Les criminels de guerre toujours vénérés au Japon
A Koa Kannon, on rend hommage au «Boucher de Nankin».*

Dans le mémorial bouddhiste de Koa Kannon, on trouve derrière les bâtonnets d'encens et les offrandes les photos d'un officier moustachu sanglé dans son uniforme de l'armée impériale et, dans une vitrine, le manteau qu'il portait le jour de sa mort.
Cet homme est l'un des plus grands criminels de guerre japonais : le général Iwane Matsui, commandant en chef lors du massacre de Nankin, en décembre 1937. L'atmosphère pesante, le culte du souvenir évoquent le temple Yasukuni à Tokyo que le Premier ministre Junichiro Koizumi a promis de visiter le 15 août, anniversaire de la fin de la guerre du Pacifique, malgré les critiques.

Massacre.
Comme à Yasukuni, temple dédié aux héros de l'armée japonaise - criminels de guerre compris -, Koa Kannon honore l'un des acteurs clés de ce passé trouble que le Japon moderne ne parvient ni à oublier ni à renier. Le massacre de Nankin (plus de 200 000 civils chinois périrent sous les coups du corps expéditionnaire nippon) valut au général Matsui de figurer parmi les sept chefs militaires japonais condamnés à mort par le tribunal international pour l'Extrême-Orient. Il fut pendu en 1948.
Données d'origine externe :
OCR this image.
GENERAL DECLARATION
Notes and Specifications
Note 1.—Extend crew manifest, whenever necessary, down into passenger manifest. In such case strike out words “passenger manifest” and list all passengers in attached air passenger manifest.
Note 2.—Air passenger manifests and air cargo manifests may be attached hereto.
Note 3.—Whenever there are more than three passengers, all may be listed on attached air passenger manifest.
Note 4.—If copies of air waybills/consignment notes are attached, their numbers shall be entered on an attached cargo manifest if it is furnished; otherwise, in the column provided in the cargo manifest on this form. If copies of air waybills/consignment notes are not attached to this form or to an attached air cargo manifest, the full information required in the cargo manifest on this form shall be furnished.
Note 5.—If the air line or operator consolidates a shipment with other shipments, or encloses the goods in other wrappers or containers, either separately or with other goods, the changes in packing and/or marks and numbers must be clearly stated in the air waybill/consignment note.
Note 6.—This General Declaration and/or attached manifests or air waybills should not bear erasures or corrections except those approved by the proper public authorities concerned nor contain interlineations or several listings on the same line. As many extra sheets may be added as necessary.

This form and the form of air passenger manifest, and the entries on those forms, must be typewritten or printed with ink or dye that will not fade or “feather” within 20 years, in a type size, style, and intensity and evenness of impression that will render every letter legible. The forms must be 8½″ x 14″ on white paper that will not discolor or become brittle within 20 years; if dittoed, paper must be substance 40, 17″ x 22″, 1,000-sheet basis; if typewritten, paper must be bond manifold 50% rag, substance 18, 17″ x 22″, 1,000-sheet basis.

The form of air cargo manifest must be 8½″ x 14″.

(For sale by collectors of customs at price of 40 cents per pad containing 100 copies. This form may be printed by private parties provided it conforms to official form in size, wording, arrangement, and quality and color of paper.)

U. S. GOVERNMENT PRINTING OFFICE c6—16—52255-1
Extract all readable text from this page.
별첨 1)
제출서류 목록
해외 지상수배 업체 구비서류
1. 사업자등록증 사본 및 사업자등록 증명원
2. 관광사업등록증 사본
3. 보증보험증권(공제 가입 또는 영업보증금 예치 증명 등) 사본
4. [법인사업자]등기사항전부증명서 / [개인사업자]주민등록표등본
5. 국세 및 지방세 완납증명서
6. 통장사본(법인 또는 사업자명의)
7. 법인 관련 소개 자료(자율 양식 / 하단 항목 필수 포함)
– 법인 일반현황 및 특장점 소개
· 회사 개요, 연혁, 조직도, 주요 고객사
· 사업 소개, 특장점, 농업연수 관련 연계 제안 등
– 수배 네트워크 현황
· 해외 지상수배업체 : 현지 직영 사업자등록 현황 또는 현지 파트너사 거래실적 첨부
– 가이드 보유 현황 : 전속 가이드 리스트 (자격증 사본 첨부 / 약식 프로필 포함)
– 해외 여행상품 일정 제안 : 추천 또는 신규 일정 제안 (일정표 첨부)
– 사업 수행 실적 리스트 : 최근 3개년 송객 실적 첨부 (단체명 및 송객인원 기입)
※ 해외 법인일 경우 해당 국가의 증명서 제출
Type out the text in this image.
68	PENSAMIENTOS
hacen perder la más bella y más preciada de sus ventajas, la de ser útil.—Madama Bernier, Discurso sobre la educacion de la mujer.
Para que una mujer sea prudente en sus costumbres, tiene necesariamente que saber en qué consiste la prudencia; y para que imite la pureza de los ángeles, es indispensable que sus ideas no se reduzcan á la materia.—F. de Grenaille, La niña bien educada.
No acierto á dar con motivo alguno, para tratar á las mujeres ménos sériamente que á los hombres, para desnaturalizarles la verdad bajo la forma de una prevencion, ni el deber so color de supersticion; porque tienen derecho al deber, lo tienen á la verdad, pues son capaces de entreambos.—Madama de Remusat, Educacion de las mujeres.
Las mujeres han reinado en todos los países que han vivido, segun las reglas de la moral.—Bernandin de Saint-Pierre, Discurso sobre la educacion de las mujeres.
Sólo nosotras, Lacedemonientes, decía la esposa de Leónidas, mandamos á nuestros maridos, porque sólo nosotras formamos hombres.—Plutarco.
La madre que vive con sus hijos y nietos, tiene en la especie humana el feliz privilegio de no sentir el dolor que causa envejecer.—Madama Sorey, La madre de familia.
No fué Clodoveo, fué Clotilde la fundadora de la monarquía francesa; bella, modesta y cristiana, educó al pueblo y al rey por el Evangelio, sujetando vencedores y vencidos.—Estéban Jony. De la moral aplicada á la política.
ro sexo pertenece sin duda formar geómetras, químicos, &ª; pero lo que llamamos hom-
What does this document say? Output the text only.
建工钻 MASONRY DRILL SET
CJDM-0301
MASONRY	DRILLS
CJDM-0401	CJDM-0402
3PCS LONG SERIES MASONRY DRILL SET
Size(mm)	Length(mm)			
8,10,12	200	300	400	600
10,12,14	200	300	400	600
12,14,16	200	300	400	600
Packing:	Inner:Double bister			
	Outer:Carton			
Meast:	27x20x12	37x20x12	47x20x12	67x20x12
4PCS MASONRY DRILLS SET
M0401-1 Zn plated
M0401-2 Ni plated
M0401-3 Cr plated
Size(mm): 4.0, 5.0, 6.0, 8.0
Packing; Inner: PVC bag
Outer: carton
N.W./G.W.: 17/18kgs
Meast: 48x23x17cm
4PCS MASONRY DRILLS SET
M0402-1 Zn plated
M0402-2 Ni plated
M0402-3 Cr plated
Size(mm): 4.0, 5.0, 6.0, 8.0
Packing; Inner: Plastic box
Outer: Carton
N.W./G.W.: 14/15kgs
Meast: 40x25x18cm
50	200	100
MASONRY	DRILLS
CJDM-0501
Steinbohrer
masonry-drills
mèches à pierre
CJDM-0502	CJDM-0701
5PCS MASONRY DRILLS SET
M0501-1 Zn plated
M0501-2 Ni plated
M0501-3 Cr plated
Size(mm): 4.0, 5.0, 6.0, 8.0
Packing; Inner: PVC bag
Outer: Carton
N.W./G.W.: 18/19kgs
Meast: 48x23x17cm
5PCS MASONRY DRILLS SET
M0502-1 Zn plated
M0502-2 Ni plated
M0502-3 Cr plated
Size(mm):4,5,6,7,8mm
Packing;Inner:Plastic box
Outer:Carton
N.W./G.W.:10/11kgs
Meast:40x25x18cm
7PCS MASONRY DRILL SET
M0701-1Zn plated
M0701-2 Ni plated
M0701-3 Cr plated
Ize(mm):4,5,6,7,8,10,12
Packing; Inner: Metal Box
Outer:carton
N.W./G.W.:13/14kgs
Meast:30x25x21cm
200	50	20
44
Situé au-dessus d'Atami, une station balnéaire proche de Tokyo, le mausolée bouddhiste de Koa Kannon a été érigé en 1940. Le général Matsui, originaire de la région, décide à son retour de Chine de construire un mémorial pour honorer ses hommes tombés sur le champ de bataille. Persuadé du bien-fondé de la conquête coloniale nippone, l'officier place le site sous la protection de la déesse bouddhiste Kannon, qu'il baptise «Koa», littéralement «le réveil de l'Asie».

Mais la fin de la guerre et l'exécution de Matsui vont transformer ce lieu en un mémorial d'un tout autre genre. Les ex-subordonnés du général parviennent en 1949 à dérober une partie de ses cendres et de celles des autres criminels de guerre. Ils les enfouissent dans la montagne et dédient Koa Kannon à la mémoire du «Boucher de Nankin». L'association pour la préservation du lieu compte aujourd'hui encore 13 000 membres.

Expansionnisme.
A 83 ans, Shigeo Suzuki est l'un des visiteurs assidus de ce temple où une centaine de personnes viennent prier chaque mois. Ex-membre du corps expéditionnaire en Chine, ce retraité explique: «La mémoire que j'honore ici est celle de chefs militaires morts pour leur pays. Nous étions fiers de servir sous leurs ordres.» Le petit musée offre aux visiteurs un aperçu de l'impunité dont est toujours entourée ce qu'on appelle ici «la grande guerre asiatique». Des albums regorgent de cartes postales d'époque montrant les troupes à l'assaut. Des carnets remplis de timbres commémoratifs des années 30 rappellent les conquêtes nipponnes et même l'alliance entre l'archipel, l'Italie fasciste et l'Allemagne nazie. Une fresque montre des soldats japonais, baïonnette au canon, en train de surveiller des prisonniers chinois. Le tout, sans avertissement ni mention des crimes commis alors au nom de l'empereur.

«Logorrhée».
Pas étonnant, dans ces conditions, que le lobby nationaliste et révisionniste nippon, très lié aux milieux d'affaires, continue de défrayer la chronique. «Il faut avoir vu Koa Kannon et saisi la piété sordide que des milliers de vétérans manifestent toujours envers cette guerre pour comprendre que rien n'est réglé», témoigne Sun Uk Kyong, une jeune historienne coréenne qui s'est rendue sur place. «Même si l'énorme majorité des jeunes Japonais n'a rien à faire de cette logorrhée nationaliste, la blessure reste ouverte.» A preuve : l'ampleur du massacre de Nankin, commis par le général Matsui, fait partie des sujets que les nouveaux manuels scolaires d'histoire «révisionnistes», tout juste publiés, persistent à occulter
* Par RICHARD WERLY, Libération, 10 août 2001, p. 6.